Era necessario fare a pezzi la complessità del mondo in una serie di istanti per provare a comprendere, mettendo tra me ed i miei occhi lo sguardo protettivo di una lente. 

Non è stato affatto semplice, né immediato.

Non lo è tutt’ora: ancora adesso mi chiedo se abbia avuto senso, se ne ha o ne avrà nel tempo a venire. So solamente che non dimenticherò mai ciò che ho provato nel vedere sfilare davanti ai miei occhi le bare davanti al tempio crematorio, con una fila di carri funebri che non si esauriva.

Sono riuscito ad affrontare il viaggio di questi mesi solo grazie all’aiuto di altri.

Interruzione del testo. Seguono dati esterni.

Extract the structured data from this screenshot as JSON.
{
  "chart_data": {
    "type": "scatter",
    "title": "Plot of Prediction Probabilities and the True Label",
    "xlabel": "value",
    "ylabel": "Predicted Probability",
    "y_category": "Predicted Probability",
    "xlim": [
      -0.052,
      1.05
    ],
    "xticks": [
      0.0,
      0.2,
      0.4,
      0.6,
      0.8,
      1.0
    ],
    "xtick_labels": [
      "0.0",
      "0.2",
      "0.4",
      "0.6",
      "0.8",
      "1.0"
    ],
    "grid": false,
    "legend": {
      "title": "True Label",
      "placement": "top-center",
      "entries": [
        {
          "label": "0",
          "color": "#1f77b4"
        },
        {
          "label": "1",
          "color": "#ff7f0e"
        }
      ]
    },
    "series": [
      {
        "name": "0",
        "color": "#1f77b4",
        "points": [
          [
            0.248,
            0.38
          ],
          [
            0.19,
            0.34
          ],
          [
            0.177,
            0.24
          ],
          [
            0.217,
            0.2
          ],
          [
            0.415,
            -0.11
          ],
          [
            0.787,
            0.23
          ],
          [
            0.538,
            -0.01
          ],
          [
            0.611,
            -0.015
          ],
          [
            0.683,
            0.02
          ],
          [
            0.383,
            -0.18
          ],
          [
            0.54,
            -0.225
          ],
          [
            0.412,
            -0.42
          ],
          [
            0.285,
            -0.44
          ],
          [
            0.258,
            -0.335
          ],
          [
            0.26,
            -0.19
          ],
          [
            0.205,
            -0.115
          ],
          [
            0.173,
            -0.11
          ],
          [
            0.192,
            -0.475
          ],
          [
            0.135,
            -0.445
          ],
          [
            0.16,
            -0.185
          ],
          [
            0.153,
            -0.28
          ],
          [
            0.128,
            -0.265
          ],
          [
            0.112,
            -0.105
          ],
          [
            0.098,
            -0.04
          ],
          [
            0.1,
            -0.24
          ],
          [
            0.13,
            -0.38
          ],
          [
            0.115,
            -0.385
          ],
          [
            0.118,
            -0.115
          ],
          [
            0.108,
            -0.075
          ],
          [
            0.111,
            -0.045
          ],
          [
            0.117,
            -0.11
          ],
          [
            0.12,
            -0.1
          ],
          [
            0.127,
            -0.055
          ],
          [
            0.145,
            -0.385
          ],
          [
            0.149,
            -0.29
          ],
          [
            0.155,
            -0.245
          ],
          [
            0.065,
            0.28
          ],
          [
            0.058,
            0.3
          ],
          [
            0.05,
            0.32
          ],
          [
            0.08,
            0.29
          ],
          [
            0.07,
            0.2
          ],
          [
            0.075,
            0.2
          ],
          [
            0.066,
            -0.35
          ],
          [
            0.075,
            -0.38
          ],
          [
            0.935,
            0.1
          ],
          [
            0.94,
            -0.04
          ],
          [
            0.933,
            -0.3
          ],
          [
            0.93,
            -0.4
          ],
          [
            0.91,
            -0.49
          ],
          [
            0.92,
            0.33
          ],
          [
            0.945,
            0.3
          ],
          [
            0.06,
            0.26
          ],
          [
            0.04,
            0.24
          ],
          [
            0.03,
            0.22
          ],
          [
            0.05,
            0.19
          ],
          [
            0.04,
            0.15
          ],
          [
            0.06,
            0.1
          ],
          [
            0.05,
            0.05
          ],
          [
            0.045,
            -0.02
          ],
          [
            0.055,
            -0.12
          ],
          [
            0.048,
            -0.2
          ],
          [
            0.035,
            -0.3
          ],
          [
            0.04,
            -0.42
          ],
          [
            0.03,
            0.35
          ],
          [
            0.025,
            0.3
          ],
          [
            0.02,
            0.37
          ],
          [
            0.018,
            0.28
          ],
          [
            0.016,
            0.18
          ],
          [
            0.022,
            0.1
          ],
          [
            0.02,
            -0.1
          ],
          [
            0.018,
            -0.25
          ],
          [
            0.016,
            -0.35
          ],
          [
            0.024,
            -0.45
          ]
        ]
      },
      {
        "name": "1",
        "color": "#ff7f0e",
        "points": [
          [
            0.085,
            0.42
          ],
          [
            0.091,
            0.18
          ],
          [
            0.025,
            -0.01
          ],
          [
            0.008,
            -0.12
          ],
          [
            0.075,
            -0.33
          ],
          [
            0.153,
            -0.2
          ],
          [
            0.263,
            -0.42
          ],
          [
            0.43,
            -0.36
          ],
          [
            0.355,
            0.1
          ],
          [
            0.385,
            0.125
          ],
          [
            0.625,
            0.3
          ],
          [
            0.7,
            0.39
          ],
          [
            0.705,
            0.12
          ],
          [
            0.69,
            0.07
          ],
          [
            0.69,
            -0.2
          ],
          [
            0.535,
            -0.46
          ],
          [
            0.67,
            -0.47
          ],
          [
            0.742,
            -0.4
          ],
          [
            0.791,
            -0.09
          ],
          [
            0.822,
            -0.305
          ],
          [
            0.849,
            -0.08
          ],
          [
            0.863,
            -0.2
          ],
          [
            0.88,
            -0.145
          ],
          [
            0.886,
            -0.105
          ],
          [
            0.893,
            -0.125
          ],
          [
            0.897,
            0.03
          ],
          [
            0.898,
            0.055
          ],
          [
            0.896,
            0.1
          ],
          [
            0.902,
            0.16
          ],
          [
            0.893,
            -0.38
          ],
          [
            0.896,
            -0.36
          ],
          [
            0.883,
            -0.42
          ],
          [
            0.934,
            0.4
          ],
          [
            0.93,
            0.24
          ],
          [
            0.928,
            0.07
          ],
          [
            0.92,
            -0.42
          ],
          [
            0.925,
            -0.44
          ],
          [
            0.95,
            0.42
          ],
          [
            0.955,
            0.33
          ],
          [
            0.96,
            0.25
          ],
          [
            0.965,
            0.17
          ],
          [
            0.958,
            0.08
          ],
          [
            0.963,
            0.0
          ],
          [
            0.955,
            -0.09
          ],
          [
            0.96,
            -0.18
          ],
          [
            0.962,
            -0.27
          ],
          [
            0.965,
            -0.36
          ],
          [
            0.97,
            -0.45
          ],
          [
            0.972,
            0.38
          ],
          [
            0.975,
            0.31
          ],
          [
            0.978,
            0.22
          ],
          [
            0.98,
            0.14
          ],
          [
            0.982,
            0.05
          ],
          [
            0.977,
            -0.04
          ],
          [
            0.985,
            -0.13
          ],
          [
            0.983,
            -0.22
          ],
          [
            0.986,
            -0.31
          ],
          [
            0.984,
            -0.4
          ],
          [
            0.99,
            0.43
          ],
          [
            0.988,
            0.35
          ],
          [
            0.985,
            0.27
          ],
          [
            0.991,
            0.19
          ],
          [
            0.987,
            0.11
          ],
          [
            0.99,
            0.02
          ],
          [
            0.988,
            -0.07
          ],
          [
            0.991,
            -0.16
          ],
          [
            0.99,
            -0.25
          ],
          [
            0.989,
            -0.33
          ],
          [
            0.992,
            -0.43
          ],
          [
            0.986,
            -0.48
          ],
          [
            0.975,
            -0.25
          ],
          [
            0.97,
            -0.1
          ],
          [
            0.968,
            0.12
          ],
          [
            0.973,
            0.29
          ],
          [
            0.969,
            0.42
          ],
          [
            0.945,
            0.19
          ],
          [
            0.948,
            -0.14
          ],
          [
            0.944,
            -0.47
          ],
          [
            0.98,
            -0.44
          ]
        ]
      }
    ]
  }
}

Quello che sono riuscito a fare in queste settimane risente dell’appoggio di tutta la mia squadra SMK Factory, e soprattutto della mia compagna Stefania. Mai come ora l’intimo ed il pubblico si sono trovati condensati in un viaggio durato giorni, nell’apnea senza fine di una città ritornata a misura del mio passo, quasi sempre solitario nel tutto indistinto.

Devo nondimeno un grandissimo ringraziamento a Silvana Salvadori – ex collega dei tempi de Il Brescia E-polis – per avermi messo in contatto con Lucia Buizza del Centro Sevizi Funebri e membro dell’Asof, perchè è stato grazie a Lucia se ho potuto vedere qualcosa di più, andare dietro le porte chiuse di alcune chiese e dentro i cimiteri. Parlando con i suoi ragazzi ho potuto avere una testimonianza diretta, mentre li osservavo lavorare con grande zelo ai tanti, troppi funerali a porte chiuse avvenuti in questi mesi di grande apprensione; grazie a loro sono riuscito ad oltrepassare la coltre insensibile delle notizie che mi hanno anestetizzato per settimane nel lockdown di una poltrona, mentre mi trovavo azzerato nella sospensione di tutti i progetti a cui impegnato.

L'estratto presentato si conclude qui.